On October 18, U.S. District Court Judge Leigh Martin May refused Georgia’s request to stay her opinion, setting new, easier ballot access procedures for all independent candidates, and all nominees of unqualified parties, for U.S. House, legislature, and partisan county office. Cowen v Raffensperger, n.d., 1:17cv-4660. Here is the six-page order.
The relief ordered by Judge May is not easy; it means collecting signatures of 1% of the number of registered voters in the district, and paying a fee of 3% of the office’s annual salary. But it is certainly better than the statute, which requires 5% petitions.

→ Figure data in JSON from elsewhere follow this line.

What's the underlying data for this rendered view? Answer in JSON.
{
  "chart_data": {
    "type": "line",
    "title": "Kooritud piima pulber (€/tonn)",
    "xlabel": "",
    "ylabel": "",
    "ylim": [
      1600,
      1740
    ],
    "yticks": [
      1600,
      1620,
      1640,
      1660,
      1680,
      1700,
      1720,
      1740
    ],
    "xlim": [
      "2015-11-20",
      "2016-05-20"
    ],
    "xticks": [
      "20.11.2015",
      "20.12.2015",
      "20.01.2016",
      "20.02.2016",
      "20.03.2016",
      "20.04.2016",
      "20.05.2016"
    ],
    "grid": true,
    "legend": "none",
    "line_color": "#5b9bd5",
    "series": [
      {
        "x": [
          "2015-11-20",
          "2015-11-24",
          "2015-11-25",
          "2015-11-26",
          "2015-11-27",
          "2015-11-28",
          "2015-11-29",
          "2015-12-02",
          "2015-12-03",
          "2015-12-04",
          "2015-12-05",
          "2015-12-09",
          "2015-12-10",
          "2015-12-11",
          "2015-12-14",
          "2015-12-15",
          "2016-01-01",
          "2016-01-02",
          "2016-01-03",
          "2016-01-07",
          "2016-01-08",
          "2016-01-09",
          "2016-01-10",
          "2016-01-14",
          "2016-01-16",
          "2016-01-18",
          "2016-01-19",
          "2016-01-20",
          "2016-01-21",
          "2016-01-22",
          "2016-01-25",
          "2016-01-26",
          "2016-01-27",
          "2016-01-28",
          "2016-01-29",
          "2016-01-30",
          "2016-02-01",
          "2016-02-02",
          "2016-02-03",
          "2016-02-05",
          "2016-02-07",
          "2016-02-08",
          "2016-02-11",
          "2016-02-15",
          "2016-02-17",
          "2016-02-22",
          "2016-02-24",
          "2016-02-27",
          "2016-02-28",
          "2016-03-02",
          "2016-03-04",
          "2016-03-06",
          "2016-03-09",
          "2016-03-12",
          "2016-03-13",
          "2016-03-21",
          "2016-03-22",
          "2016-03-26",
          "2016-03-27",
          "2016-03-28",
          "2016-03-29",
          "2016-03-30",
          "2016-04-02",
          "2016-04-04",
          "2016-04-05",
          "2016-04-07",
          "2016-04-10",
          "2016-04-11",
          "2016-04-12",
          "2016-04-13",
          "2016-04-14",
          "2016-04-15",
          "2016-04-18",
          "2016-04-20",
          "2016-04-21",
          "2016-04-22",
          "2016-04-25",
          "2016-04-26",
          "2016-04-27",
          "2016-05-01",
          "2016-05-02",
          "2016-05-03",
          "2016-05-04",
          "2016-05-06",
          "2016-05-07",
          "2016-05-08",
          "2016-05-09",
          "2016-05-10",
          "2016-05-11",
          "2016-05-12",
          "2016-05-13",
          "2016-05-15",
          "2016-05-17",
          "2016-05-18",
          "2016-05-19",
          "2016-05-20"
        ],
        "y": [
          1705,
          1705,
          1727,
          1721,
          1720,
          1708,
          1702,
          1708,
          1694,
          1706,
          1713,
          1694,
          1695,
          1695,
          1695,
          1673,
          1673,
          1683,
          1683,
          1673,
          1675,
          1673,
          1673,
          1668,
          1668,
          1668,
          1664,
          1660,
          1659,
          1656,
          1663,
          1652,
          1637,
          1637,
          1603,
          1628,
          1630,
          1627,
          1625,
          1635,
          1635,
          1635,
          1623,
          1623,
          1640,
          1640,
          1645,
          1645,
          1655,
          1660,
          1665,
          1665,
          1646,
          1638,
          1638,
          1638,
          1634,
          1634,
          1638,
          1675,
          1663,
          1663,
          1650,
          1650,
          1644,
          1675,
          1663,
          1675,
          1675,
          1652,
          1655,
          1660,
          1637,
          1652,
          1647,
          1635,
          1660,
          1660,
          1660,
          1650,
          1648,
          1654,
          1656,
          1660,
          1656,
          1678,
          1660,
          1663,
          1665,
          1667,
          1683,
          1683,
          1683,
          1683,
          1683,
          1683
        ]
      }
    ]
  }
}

It is likely that the state will now ask the 11th circuit for a stay, but that won’t be easy to get, because, as Judge May’s order says, the 11th circuit already had this case once and was more favorable toward the plaintiffs than she had been initially. She had first denied any relief, but then the 11th circuit had remanded the case and instructed her to depend more on the evidence and less on the 1971 unfavorable precedent Jenness v Fortson.
1971 JENNESS – ONE MORE JUNK MORON SCOTUS OPIN.
***EQUAL*** IN 14-1 AMDT.
In Minnesota its like 2,000 signatures for an Independent/minor party candidate. We are not confused by the choices.